Regulatory Guidance for Cannabis M+A Transactions

On November 12, 2019, staff of the securities regulatory authorities (Staff) in Ontario, British Columbia, Québec, New Brunswick, Saskatchewan, Manitoba and Nova Scotia issued CSA Multilateral Staff Notice 51-359 - Corporate Governance Related Disclosure Expectations for Reporting Issuers in the Cannabis Industry (the Notice) to provide supplementary guidance related to the disclosure of financial interests in the context of mergers, acquisitions or other significant corporate transactions (M+A Transactions) in the cannabis industry. Staff also note that they have observed recent examples where corporate governance disclosures were deficient.

References to a ‘financial interest’ in the Notice include situations in which one party to an M+A Transaction (or any of its directors or executive officers) may have a conflict of interest as a result of ownership, control or direction of equity, debt or other investments, or business relationships, related to the transaction counterparty.

While the Notice is directed towards cannabis reporting issuers, its content is also relevant to other issuers, including those operating in emerging growth industries.

Disclosure of Financial Interests in M+A Transaction Documents

According to the Notice, there is a higher than usual cross-ownership of financial interests amongst cannabis issuers and their directors and executive officers.

Staff note that they have observed M+A Transactions where either the acquirer or the acquiree (or a director/executive officer of either entity) had an undisclosed financial interest in the other entity. Staff are of the view that, in the context of M+A Transactions, detailed disclosure of the cross-ownership of financial interests (held either by the acquirer, the acquiree, or either of their directors or executive officers) is material information for investors and their investment/voting decisions, and should be disclosed in the applicable disclosure document.

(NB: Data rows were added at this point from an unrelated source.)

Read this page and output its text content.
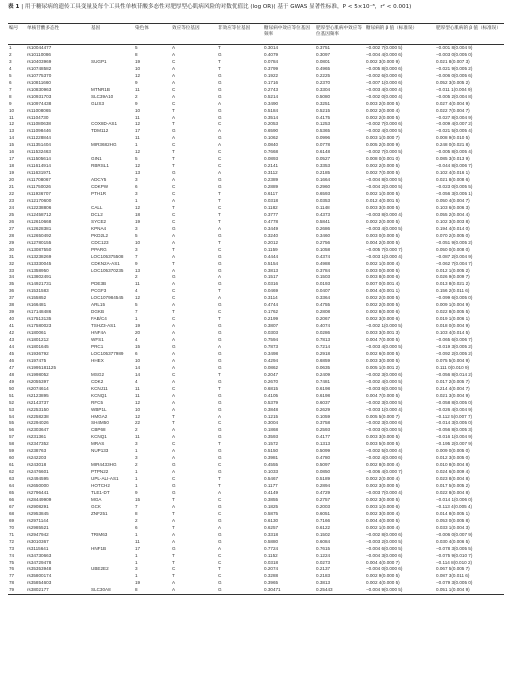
表 1 | 用于糖尿病的遗传工具变量及每个工具性单核苷酸多态性对肥厚型心肌病风险的对数优值比 (log OR)( 基于 GWAS 显著性标准，P < 5×10⁻⁸，r² < 0.001)
编号	单核苷酸多态性	基因	染色体	效应等位基因	非效应等位基因	糖尿病中效应等位基因频率	肥厚型心肌病中效应等位基因频率	糖尿病的 β 值（标准误）	肥厚型心肌病的 β 值（标准误）
1	rs10044477		5	A	T	0.3014	0.3751	−0.002 7(0.000 5)	−0.001 8(0.004 9)
2	rs10110086		8	A	G	0.4079	0.3097	−0.004 4(0.000 6)	−0.003 0(0.005 0)
3	rs10403969	SUGP1	19	C	T	0.0784	0.0801	0.002 3(0.000 9)	0.021 8(0.007 3)
4	rs10748582		10	A	T	0.3799	0.4965	−0.005 8(0.000 6)	−0.021 9(0.005 2)
5	rs10775370		12	A	G	0.1922	0.2225	−0.002 6(0.000 6)	−0.006 0(0.005 6)
6	rs10811660		9	A	G	0.1716	0.2370	−0.007 1(0.000 6)	0.052 3(0.005 2)
7	rs10830963	MTNR1B	11	C	G	0.2743	0.3304	−0.003 4(0.000 4)	−0.011 1(0.004 9)
8	rs10931703	SLC39A10	2	A	G	0.5214	0.5080	−0.002 0(0.000 4)	−0.005 2(0.004 8)
9	rs10974438	GLIS3	9	C	A	0.3490	0.3251	0.003 2(0.000 5)	0.027 4(0.004 9)
10	rs11008065		10	T	G	0.5184	0.5215	0.002 2(0.000 4)	0.022 7(0.004 7)
11	rs1104730		11	A	G	0.3514	0.4175	0.002 2(0.000 5)	−0.027 8(0.004 9)
12	rs11080638	COX8D-AS1	12	T	C	0.2053	0.1253	−0.002 7(0.000 6)	−0.009 4(0.007 2)
13	rs11098446	TDM112	17	G	A	0.6590	0.5365	−0.002 4(0.000 5)	−0.021 5(0.005 4)
14	rs11228844		11	A	G	0.1062	0.0996	0.003 1(0.000 7)	0.008 9(0.010 5)
15	rs11351404	MIR3682HG	1	C	A	0.0840	0.0778	0.005 2(0.000 9)	0.248 0(0.021 8)
16	rs11532463		12	T	C	0.7668	0.6148	−0.002 7(0.000 5)	−0.005 8(0.005 4)
17	rs11505614	GIN1	5	T	C	0.0893	0.0527	0.008 0(0.001 0)	0.085 3(0.013 9)
18	rs11614914	RBRSL1	12	T	C	0.2141	0.3353	0.002 2(0.000 5)	−0.044 8(0.006 7)
19	rs11631971		13	G	A	0.3112	0.2185	0.002 7(0.000 5)	0.102 4(0.016 1)
20	rs11708067	ADCY5	3	A	G	0.2389	0.1664	−0.004 8(0.000 5)	0.021 8(0.008 6)
21	rs11750026	CDKPW	6	C	G	0.2889	0.2960	−0.004 2(0.000 5)	−0.023 0(0.005 5)
22	rs11936707	PTH1R	3	C	T	0.6117	0.6593	0.002 1(0.000 5)	−0.056 3(0.005 1)
23	rs12170600		1	A	T	0.0318	0.0353	0.012 4(0.001 5)	0.050 4(0.004 7)
24	rs12238806	CALL	12	T	C	0.1182	0.1148	0.003 3(0.000 5)	0.103 6(0.006 3)
25	rs12458712	DCL2	18	C	T	0.3777	0.4373	−0.003 8(0.000 4)	0.055 2(0.004 4)
26	rs12610668	SYCE2	19	C	T	0.4778	0.5841	0.002 2(0.000 5)	0.102 3(0.003 8)
27	rs12628381	KPNA4	3	G	A	0.3449	0.2686	−0.003 4(0.000 5)	0.194 4(0.014 0)
28	rs12650492	PKD2L2	5	A	G	0.3240	0.3460	0.003 0(0.000 5)	0.070 2(0.005 0)
29	rs12780155	CDC123	10	A	T	0.2012	0.2756	0.004 2(0.000 5)	−0.051 9(0.005 2)
30	rs13087550	PPARG	3	T	C	0.1159	0.1058	−0.005 7(0.000 7)	0.050 0(0.008 0)
31	rs13238269	LOC105375508	7	A	G	0.4444	0.4374	−0.003 1(0.000 4)	−0.087 2(0.004 9)
32	rs13330045	CDKN2A-AS1	9	T	G	0.5154	0.4988	0.002 1(0.000 4)	−0.062 7(0.004 7)
33	rs1358950	LOC105370235	13	A	G	0.3813	0.3784	0.003 0(0.000 5)	0.012 1(0.005 2)
34	rs13802491		2	G	A	0.1517	0.1503	0.003 8(0.000 6)	0.026 9(0.009 7)
35	rs14921731	PDE3B	11	A	G	0.0316	0.0193	0.007 0(0.001 4)	0.013 8(0.021 2)
36	rs1531583	PCGF3	4	C	T	0.0469	0.0407	0.004 4(0.001 1)	0.156 2(0.011 6)
37	rs155852	LOC107984545	12	C	A	0.3114	0.3364	0.002 2(0.000 5)	−0.099 6(0.005 0)
38	rs166481	ARL15	5	A	G	0.4744	0.4755	0.002 2(0.000 5)	0.009 1(0.004 9)
39	rs17148486	DGKB	7	T	C	0.1762	0.2808	0.002 8(0.000 6)	0.022 8(0.005 5)
40	rs17513135	FAB/C4	1	C	T	0.2199	0.2067	0.002 3(0.000 6)	0.019 1(0.006 1)
41	rs17580023	TSHZ3-AS1	19	A	G	0.3807	0.4074	−0.002 1(0.000 5)	0.018 0(0.004 9)
42	rs180061	HNF4A	20	A	G	0.0303	0.0286	0.003 3(0.001 3)	0.103 4(0.014 5)
43	rs1801212	WFS1	4	A	G	0.7594	0.7813	0.004 7(0.000 5)	−0.065 6(0.006 7)
44	rs1801645	PRC1	15	G	A	0.7873	0.7214	−0.003 4(0.000 5)	−0.019 3(0.005 2)
45	rs1936792	LOC105377989	6	A	G	0.3498	0.2918	0.002 6(0.000 5)	−0.092 2(0.005 2)
46	rs197475	HHEX	10	A	G	0.4294	0.6859	0.003 3(0.000 5)	0.075 5(0.004 9)
47	rs1995181125		14	A	G	0.0862	0.0635	0.005 1(0.001 2)	0.111 0(0.010 9)
48	rs1998052	MSG2	14	C	T	0.2047	0.2409	−0.002 3(0.000 6)	−0.056 8(0.014 2)
49	rs2055397	CDK2	4	A	G	0.2670	0.7481	−0.002 4(0.000 5)	0.017 2(0.005 7)
50	rs2074614	KCNJ11	11	C	T	0.6815	0.6198	−0.003 6(0.000 5)	0.214 4(0.004 7)
51	rs2123895	KCNQ1	11	A	G	0.4105	0.6198	0.004 7(0.000 5)	0.021 3(0.004 9)
52	rs2143737	RFC5	12	A	G	0.5379	0.6037	−0.002 3(0.000 5)	−0.058 8(0.005 0)
53	rs2253150	WBP1L	10	A	G	0.3848	0.2629	−0.003 1(0.000 4)	−0.026 4(0.004 9)
54	rs2258238	HMGA2	12	T	A	0.1215	0.1059	0.005 5(0.000 7)	−0.112 5(0.007 7)
55	rs2294026	SH4M50	22	T	C	0.3004	0.3758	−0.002 3(0.000 6)	−0.014 3(0.005 0)
56	rs2303647	CBP68	2	A	G	0.1868	0.2593	−0.003 0(0.000 5)	−0.056 8(0.005 3)
57	rs231361	KCNQ1	11	A	G	0.3593	0.4177	0.003 3(0.000 5)	−0.016 1(0.004 9)
58	rs2347352	MRAS	3	C	T	0.1572	0.1313	0.003 5(0.000 5)	−0.195 2(0.007 9)
59	rs238763	NUP133	1	A	G	0.5150	0.5099	−0.002 5(0.000 4)	0.009 0(0.005 0)
60	rs242203		3	A	G	0.3981	0.4780	−0.002 4(0.000 6)	0.012 3(0.005 0)
61	rs243018	MIR4433HG	2	G	C	0.4555	0.5097	0.002 8(0.000 4)	0.010 8(0.004 8)
62	rs2476601	PTPN22	1	A	G	0.1033	0.0850	−0.006 4(0.000 7)	0.024 6(0.009 4)
63	rs2494595	UPL-ALI-AS1	1	C	T	0.5467	0.5189	0.002 2(0.000 4)	0.023 8(0.004 8)
64	rs2650000	HOTCH2	1	G	T	0.1177	0.2894	0.002 3(0.000 5)	0.017 5(0.005 2)
65	rs2796441	TLE1-DT	9	G	A	0.4149	0.4729	−0.003 7(0.000 4)	0.022 8(0.004 8)
66	rs28449909	MGA	15	T	C	0.3855	0.2757	0.002 3(0.000 5)	−0.014 1(0.006 0)
67	rs2908291	GCK	7	A	G	0.1825	0.2003	0.003 1(0.000 6)	−0.113 4(0.005 4)
68	rs2953845	ZNF251	8	T	C	0.5875	0.6051	0.002 3(0.000 4)	0.014 8(0.005 1)
69	rs2971144		2	A	G	0.6130	0.7166	0.004 4(0.000 5)	0.053 0(0.005 8)
70	rs2985521		6	T	A	0.6257	0.6122	0.002 1(0.000 4)	0.033 1(0.004 3)
71	rs2947942	TRIM63	1	A	G	0.3318	0.1502	−0.002 8(0.000 6)	−0.006 0(0.007 9)
72	rs3010367		11	A	G	0.5880	0.6084	−0.003 2(0.000 5)	0.030 4(0.006 5)
73	rs3115641	HNF1B	17	G	A	0.7724	0.7615	−0.004 6(0.000 5)	−0.078 3(0.005 5)
74	rs34730663		1	T	C	0.1152	0.1224	−0.004 3(0.000 6)	−0.075 9(0.010 7)
75	rs34729478		1	T	C	0.0318	0.0273	0.004 4(0.000 7)	−0.114 8(0.010 2)
76	rs35353948	UBE2E2	3	C	T	0.2074	0.2137	−0.004 0(0.000 6)	0.067 5(0.005 7)
77	rs35800174		1	T	C	0.3288	0.2183	0.002 9(0.000 5)	0.087 3(0.011 6)
78	rs35854603		19	A	G	0.3965	0.3813	0.002 4(0.000 5)	−0.079 3(0.005 0)
79	rs3802177	SLC30A8	8	A	G	0.30471	0.25443	−0.004 9(0.000 5)	0.051 1(0.004 9)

Staff further note that cross-ownership of financial interests results in conflicts of interest that may lead investors to re-examine other variables such as purchase price, transaction timing or contingent payments. These variables may not otherwise be considered in the same manner if the conflict of interest is not disclosed. Non-disclosure of the cross-ownership of financial interests may also cause investors to question whether the M+A Transaction occurred on its own merits.

According to the Notice, Staff are of the view that it is critical for parties to a proposed M+A Transaction to provide each of their securityholders with sufficient disclosure to address concerns about potential conflicts of interest.

Regardless of the form of document required to be filed in connection with the M+A Transaction, Staff remind issuers to disclose the cross-ownership of financial interests based on the broader materiality requirements of the applicable disclosure document.

Corporate Governance Disclosure

Staff note that they have observed instances where cannabis issuers have identified board members as being independent, without giving adequate consideration to potential conflicts of interest or other factors that may compromise their independence. Independent directors must not have a direct or indirect ‘material relationship’ with the issuer. A material relationship is defined as a relationship which could, in the view of the board, be reasonably expected to interfere with the exercise of a director’s independent judgement.

Reporting issuers are reminded to consider the impact of relationships or any other factors that may compromise independence, including whether disclosure of these factors is warranted in the circumstances.

According to the Review, Staff have also observed instances where the chair of the board and the chief executive officer of the cannabis issuer are the same individual. Where it is not appropriate for the chair of the board to be an independent director, an independent director should be appointed to act as a lead director.

Reporting issuers are encouraged to adopt a written code of business conduct and ethics, which includes standards for ethical decision making and compliance, and which addresses potentially challenging situations that may arise during the normal course of business.

DISCLAIMER: This post is intended to convey general information about legal issues and developments as of the date above. It does not constitute legal advice and must not be treated or relied on as such.